His experiment may be flawed (and I definitely believe it is), but I still think the theory has merit, and deserves further investigation. And the fact that either sex is just as capable of learning a technical skill is proof only of intellectual equality, not necessarily of inherent male or female tendencies. Inclinations toward emotional or systemic modes of thinking don't necessarily define overall intellectual capability.
But there's no evidence that 'emotional' and 'systemic' are even dichotomous. How is a preclusion to read and understand human emotions and feelings at odds with and mutually exclusive to a preclusion to think in abstract systems? Sure, you can present 'opinions' that certain people seem more rational and certain people seem more emotionally savvy, but I know a lot of people who are both and a lot of people who are actually neither good at understanding systems nor feelings.
Personally, I have no problem understanding complex systems: I'm an honours math student with a high GPA, but I also consider myself to be a sensitive and understanding person. Many of the smartest people I know are also the most emotionally sensitive, and if anything I'd be more likely to point out a correlation, rather than an exclusivity between the 'emotional' and 'systemic' thinking. I understand that my personal observation does not constitute a scientific theory, but if a scientific theory is flatly contradicted by my personal observation I would expect a verifiable reason why this is so. If shit starts falling up instead of down, it will be time to take a very hard look at this 'gravity' business.

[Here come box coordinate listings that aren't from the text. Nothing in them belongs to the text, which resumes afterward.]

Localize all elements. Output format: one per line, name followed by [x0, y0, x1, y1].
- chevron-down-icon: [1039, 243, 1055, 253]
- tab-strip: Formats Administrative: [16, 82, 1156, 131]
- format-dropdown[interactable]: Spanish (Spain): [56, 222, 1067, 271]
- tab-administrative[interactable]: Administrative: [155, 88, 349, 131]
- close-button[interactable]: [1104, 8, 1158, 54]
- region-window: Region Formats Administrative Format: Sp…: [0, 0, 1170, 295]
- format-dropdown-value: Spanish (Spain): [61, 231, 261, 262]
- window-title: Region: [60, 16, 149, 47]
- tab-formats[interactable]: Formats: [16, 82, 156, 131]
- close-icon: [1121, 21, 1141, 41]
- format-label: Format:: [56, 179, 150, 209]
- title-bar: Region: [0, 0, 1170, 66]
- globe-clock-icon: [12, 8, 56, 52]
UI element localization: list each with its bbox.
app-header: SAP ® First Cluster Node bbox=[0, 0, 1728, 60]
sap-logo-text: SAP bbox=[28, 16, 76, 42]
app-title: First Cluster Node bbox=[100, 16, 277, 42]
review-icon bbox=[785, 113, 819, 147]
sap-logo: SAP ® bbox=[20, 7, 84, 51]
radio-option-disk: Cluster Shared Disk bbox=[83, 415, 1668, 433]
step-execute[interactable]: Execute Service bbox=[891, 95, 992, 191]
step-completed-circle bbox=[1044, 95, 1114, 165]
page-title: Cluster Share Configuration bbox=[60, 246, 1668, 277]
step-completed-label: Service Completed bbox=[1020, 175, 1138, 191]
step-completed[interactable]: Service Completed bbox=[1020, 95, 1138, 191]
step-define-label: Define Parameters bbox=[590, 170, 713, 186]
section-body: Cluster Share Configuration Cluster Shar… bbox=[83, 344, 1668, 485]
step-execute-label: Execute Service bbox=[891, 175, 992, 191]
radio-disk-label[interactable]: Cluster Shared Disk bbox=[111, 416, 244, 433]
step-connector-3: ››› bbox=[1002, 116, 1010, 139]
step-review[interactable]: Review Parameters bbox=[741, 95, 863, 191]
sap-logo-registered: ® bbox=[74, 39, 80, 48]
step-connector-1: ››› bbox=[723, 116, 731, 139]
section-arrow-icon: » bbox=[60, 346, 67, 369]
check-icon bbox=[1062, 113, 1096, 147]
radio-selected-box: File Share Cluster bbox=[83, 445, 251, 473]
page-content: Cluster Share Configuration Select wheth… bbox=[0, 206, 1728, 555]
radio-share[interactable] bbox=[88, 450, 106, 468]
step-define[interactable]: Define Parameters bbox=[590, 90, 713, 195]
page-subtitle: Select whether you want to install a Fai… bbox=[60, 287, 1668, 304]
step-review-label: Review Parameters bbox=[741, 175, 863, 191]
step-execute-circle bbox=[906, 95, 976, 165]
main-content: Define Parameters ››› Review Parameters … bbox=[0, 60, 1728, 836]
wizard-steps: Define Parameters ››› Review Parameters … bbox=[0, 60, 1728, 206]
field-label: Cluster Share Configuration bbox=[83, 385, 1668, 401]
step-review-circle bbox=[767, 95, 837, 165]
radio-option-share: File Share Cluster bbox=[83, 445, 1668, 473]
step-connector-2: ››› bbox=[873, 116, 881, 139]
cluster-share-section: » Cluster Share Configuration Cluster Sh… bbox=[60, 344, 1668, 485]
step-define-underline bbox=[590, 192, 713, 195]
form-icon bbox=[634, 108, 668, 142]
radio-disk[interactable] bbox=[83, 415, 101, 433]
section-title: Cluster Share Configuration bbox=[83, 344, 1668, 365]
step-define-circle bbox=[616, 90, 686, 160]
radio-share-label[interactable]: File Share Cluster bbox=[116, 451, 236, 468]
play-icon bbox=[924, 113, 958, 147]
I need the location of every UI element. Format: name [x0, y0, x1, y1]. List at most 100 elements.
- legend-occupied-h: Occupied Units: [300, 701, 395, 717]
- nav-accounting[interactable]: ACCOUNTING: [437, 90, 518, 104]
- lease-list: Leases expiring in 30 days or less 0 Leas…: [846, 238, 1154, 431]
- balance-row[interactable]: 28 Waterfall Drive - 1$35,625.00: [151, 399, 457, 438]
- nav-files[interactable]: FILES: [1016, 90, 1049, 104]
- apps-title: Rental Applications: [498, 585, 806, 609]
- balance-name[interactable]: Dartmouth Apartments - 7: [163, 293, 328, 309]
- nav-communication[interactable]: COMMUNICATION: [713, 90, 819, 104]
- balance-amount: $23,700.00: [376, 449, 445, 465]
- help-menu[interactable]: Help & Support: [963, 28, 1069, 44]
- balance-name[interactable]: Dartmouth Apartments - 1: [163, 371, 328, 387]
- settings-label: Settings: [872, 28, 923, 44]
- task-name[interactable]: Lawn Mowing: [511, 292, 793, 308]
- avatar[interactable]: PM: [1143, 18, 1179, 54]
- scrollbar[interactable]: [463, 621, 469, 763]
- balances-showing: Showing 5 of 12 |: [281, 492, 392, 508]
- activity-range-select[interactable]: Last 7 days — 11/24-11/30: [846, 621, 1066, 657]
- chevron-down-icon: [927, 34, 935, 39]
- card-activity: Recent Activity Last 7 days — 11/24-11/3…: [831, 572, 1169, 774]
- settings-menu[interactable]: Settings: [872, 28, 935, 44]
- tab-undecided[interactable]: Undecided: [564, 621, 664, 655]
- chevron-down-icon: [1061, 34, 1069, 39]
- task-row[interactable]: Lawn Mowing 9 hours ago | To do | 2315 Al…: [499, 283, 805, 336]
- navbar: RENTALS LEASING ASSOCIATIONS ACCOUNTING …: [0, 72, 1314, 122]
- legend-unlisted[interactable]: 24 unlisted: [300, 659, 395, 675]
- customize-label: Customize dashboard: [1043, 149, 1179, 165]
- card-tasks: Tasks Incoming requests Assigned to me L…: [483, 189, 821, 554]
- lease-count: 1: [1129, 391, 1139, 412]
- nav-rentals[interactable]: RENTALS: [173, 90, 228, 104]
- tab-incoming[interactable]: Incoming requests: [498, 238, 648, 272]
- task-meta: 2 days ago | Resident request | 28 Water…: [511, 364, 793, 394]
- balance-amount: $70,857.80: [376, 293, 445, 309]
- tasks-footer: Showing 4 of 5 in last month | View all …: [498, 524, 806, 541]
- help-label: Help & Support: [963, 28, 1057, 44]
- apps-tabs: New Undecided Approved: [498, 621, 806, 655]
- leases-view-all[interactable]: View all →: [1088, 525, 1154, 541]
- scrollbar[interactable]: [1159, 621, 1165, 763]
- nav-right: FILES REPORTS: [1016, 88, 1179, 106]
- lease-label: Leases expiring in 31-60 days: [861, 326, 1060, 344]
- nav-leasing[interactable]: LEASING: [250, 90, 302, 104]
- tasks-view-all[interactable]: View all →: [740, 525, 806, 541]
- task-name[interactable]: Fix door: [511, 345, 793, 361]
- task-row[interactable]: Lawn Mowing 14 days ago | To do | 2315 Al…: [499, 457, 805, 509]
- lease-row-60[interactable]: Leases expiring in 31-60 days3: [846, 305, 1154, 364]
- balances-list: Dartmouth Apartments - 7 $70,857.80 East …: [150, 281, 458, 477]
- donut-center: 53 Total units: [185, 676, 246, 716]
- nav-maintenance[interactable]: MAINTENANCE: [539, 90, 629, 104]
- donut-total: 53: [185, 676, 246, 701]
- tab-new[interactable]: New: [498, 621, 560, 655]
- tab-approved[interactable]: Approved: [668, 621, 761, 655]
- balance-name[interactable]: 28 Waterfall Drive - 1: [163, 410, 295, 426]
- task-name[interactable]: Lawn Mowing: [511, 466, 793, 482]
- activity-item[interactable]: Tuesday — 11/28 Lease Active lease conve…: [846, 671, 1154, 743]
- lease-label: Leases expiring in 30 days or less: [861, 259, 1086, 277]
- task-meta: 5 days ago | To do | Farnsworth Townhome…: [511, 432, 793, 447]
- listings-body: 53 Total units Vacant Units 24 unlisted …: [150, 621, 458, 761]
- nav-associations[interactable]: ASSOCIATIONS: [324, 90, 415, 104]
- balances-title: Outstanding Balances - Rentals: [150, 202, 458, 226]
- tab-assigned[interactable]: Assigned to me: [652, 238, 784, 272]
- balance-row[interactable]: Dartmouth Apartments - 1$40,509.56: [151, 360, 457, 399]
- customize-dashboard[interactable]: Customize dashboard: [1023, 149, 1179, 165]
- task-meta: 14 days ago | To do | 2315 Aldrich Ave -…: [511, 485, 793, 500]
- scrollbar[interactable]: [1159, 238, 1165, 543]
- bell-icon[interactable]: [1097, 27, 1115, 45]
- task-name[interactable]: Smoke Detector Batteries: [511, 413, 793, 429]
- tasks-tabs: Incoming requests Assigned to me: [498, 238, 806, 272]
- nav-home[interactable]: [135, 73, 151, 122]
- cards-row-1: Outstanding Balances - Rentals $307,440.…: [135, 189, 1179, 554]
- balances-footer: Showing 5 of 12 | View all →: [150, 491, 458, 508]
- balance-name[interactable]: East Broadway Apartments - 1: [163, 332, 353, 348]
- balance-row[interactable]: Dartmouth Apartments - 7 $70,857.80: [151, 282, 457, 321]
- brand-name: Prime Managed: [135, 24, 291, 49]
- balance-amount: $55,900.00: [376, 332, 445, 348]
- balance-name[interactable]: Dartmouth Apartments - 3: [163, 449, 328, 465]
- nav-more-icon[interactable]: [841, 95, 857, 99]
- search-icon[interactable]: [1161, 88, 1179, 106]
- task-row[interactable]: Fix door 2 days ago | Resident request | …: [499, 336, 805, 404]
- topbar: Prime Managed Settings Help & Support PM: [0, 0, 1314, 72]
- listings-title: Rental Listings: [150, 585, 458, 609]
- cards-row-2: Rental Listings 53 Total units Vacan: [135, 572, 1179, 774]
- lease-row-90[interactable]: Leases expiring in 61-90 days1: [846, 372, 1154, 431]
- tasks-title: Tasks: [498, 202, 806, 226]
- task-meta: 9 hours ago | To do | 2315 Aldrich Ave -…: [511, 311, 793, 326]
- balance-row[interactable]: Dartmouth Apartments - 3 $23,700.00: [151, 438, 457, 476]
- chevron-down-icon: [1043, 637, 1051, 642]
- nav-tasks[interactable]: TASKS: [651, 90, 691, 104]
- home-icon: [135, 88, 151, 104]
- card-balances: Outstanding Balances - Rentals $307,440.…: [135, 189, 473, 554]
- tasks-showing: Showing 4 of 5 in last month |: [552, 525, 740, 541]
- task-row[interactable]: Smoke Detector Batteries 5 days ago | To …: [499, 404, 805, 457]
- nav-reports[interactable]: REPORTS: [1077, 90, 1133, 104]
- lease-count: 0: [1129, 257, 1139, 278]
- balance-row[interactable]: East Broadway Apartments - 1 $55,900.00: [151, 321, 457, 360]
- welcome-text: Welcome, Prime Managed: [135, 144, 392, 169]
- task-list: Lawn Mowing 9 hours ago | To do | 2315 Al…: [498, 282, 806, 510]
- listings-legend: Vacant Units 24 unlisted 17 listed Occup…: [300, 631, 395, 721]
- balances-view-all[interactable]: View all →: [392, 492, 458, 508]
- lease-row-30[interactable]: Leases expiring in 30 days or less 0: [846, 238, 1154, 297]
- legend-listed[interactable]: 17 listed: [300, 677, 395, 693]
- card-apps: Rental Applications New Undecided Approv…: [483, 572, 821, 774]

As a scientific theory, you're asking me to accept (or even just entertain, I suppose) the idea that a vague and nondescript dichotomy between brain types which cannot even be demonstrated to exist may apply in different proportions to the different sexes when it is flatly contradicted by observable evidence. I'm not being an egalitarian zealot here: what you're saying is genuinely about as reasonable as asking me to entertain the theory that maybe unicorns are real.
Not to mention there is an abundance of scientific observation noting distinct differences in brain activity between males and females that indirectly supports the theory, and is available for peer review.
So yes, socially speaking there is equality between the sexes. But on a biological level, to say the brains of men and women are wired the same is a mistake.
The criticism of many observed FMRI differences between men and women is that there is insufficient context to judge whether these are truly 'biologically hardwired' or simply developmental. Statistically, we have reams and reams of evidence about performance and preference which fit very well with a model based on development and socialization but are simply not explained by the idea that men and women are hardwired with these different preferences and skills. In fact, we have historical and cross-cultural evidence that flatly contradicts many of our presuppositions on masculine and feminine identities which are, to an enormous extent, quite clearly based on our modern social concepts.
It is obviously false to say that there are
absolutely no differences in male and female physiology or brain chemistry: women have separate hormonal responses relating to child-birth and child-rearing which are not present in men, for one. On the other hand, it is then very easy to take something which is of an ambiguous origin and chalk it up to being "just how men/women are". There's no evidence that men are more rational and women are more emotional given equal opportunity for education and equal socialization. I can't see most of this as anything other than an untenable extension of bad science used to justify an irrationally discriminatory world view.